Mme Marylise Lebranchu, garde des sceaux, ministre de la justice, a précisé qu'une douzaine d'opérations étaient en cours actuellement, dont la plupart seraient achevées en 2002. Elle a rappelé avoir présenté, fin octobre, les grandes lignes de la nouvelle carte pénitentiaire, prévoyant la construction de 35 établissements neufs. Elle a fait valoir que l'objectif de ce programme, loin d'accroître le nombre de places de détention, permettrait l'application de la norme d'encellulement individuel et la fermeture de plus de 25 établissements vétustes.

Elle a souligné la nécessité d'échelonner dans le temps la réalisation de ce programme très ambitieux, relevant à cet égard le rôle moteur de la nouvelle agence de maîtrise d'ouvrage des travaux du ministère de la justice, opérationnelle au 1er janvier 2002. La garde des sceaux a signalé que la phase de concertation locale pour le choix des sites interviendrait prochainement.

Mme Marylise Lebranchu, garde des sceaux, ministre de la justice, a souhaité faire le point sur les trois articles insérés dans le projet de loi de finances pour 2002 et rattachés au budget de la justice.

Elle a expliqué que l'article 74 étendait l'aide juridictionnelle aux procédures disciplinaires concernant les détenus, tout en relevant la modicité de l'impact budgétaire de cette mesure (14 millions de francs).

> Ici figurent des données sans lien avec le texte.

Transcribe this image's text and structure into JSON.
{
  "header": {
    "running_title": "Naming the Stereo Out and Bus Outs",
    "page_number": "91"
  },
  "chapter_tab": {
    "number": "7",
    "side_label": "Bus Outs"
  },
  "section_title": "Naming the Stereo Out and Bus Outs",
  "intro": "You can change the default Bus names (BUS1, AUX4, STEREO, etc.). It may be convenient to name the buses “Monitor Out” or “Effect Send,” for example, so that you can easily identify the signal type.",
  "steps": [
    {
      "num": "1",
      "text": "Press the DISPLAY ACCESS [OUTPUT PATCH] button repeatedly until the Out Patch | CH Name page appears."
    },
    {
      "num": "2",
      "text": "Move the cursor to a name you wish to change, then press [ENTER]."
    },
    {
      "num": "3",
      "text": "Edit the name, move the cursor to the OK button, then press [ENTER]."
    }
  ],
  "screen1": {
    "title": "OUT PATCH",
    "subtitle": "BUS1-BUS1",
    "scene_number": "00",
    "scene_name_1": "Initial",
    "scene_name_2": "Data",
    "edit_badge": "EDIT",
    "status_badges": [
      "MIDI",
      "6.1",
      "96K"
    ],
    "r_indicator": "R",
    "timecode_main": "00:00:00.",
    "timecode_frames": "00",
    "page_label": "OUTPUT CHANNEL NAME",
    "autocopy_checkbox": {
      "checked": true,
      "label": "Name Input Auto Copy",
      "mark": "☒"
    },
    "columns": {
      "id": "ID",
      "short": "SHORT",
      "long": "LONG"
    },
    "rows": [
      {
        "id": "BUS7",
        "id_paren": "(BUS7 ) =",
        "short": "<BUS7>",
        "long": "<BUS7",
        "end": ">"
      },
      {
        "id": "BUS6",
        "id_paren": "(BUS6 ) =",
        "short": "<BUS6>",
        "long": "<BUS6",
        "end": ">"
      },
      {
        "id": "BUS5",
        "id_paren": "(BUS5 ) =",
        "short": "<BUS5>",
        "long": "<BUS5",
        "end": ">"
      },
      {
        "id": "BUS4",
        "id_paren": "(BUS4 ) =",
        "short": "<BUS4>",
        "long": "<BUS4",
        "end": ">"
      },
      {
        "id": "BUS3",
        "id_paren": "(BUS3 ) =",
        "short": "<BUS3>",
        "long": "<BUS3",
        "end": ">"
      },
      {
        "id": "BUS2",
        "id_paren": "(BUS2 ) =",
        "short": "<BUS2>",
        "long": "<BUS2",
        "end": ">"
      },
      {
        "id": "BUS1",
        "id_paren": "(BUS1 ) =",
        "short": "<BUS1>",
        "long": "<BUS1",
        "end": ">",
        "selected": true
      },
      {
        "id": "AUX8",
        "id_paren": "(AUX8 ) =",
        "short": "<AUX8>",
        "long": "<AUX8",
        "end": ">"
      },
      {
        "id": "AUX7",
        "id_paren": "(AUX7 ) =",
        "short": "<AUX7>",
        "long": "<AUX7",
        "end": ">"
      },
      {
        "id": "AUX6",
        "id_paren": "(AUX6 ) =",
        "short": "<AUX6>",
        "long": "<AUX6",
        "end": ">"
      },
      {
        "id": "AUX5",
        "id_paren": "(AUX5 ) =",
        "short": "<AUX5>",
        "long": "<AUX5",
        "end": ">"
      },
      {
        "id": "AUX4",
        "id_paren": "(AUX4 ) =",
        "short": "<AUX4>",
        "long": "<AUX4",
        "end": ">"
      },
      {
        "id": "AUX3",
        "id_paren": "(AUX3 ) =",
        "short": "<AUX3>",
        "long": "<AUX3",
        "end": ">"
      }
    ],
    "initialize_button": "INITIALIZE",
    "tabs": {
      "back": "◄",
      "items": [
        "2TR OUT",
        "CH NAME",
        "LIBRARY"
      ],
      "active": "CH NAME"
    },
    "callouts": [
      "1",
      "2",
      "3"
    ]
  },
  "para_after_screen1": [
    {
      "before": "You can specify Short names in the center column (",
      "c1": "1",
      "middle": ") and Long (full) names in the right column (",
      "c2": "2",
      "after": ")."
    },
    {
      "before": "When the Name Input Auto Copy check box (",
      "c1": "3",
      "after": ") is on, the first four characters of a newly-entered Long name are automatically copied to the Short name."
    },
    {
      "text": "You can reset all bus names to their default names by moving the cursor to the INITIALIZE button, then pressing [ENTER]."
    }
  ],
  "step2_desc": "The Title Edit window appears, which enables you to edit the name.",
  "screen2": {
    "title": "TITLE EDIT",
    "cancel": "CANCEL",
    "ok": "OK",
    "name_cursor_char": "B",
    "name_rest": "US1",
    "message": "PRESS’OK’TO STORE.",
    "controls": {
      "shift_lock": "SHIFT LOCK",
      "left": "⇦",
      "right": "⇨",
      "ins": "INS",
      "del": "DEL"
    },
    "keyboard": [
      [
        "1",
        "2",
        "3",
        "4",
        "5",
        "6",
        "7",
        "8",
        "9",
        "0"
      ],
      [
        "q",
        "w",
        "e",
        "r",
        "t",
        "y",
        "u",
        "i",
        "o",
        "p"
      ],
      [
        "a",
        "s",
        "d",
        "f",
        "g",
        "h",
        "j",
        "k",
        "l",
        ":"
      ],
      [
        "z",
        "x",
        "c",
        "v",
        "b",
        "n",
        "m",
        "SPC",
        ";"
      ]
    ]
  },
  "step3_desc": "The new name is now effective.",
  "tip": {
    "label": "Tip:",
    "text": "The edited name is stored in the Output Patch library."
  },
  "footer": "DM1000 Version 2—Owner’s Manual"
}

Elle a indiqué que l'article 75 modifiant l'article L. 627-3 du code de commerce assurerait une meilleure maîtrise des frais de justice supportés par l'Etat dans le cadre des procédures collectives, et partant, permettrait une économie budgétaire non négligeable.

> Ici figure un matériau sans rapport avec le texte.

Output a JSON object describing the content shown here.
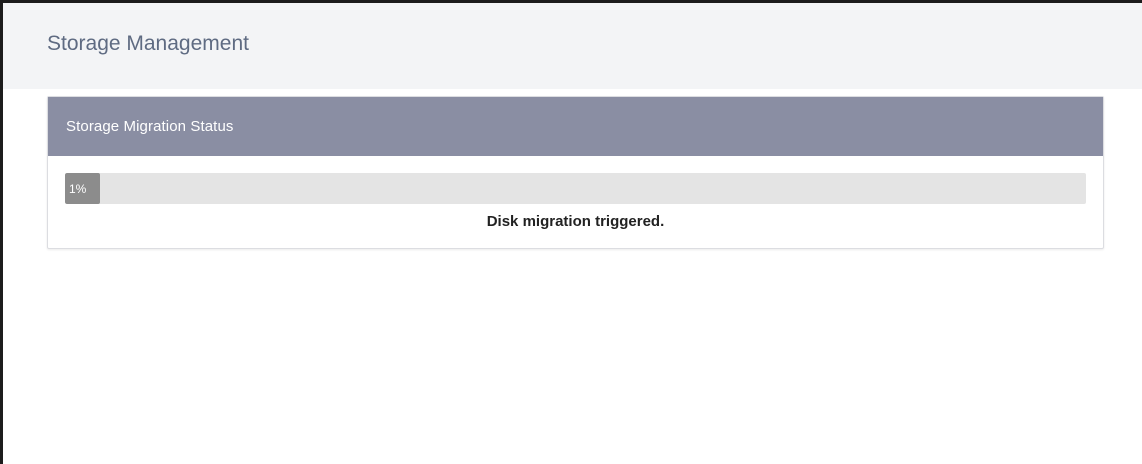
{
  "header": {
    "title": "Storage Management"
  },
  "panel": {
    "title": "Storage Migration Status"
  },
  "progress": {
    "value_percent": 1,
    "label": "1%"
  },
  "status": {
    "message": "Disk migration triggered."
  },
  "colors": {
    "panel_header": "#8a8ea3",
    "progress_fill": "#8c8c8c",
    "progress_track": "#e4e4e4",
    "title_text": "#5f6b82"
  }
}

Enfin, elle a précisé que l'article 76 visait à consolider le système de financement de la formation professionnelle des avocats en affirmant explicitement le caractère obligatoire des contributions des barreaux.

Mme Marylise Lebranchu, garde des sceaux, ministre de la justice, a conclu cette présentation du budget pour 2002 en soulignant que l'amélioration notable de la situation budgétaire de son ministère n'avait aucun caractère conjoncturel ou accidentel, mais résultait d'une véritable action, inscrite dans la durée, pour renforcer les moyens d'une justice qui en avait besoin.

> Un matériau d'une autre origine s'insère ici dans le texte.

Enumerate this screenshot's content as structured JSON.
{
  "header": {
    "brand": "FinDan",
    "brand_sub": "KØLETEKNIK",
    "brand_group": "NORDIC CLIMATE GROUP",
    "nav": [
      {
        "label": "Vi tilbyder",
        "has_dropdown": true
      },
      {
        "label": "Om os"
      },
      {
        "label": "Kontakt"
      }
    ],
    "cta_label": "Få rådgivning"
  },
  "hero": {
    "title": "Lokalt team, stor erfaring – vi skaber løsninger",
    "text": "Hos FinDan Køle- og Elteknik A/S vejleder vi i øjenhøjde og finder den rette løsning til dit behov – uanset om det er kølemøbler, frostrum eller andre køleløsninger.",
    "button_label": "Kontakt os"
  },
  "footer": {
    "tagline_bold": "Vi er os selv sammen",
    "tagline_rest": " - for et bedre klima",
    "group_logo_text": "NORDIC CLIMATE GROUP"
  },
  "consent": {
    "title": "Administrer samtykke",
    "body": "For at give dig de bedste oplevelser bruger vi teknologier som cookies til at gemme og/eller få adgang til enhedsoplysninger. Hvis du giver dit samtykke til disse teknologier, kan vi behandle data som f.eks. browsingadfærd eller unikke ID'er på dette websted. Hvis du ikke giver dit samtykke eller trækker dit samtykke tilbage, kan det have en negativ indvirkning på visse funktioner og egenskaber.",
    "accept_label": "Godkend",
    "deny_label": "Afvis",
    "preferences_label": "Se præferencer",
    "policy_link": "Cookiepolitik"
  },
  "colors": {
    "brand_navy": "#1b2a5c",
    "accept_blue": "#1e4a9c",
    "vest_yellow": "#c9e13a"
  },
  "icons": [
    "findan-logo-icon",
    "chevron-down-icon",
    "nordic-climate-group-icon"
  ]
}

Mme Dinah Derycke, rapporteur pour avis du budget des services généraux de la justice, a interrogé la ministre sur les modalités de mise en oeuvre de la réduction du temps de travail dans les juridictions et au sein de l'administration centrale. Elle a demandé si les moyens humains et matériels destinés à l'application de la loi renforçant la protection de la présomption d'innocence et les droits des victimes s'avéraient suffisants et s'il ne fallait pas craindre une accentuation des difficultés dans les juridictions. Elle a souhaité savoir si la mise en oeuvre de cette loi ne s'était pas traduite par des reports d'audiences civiles au profit de l'activité pénale des juridictions.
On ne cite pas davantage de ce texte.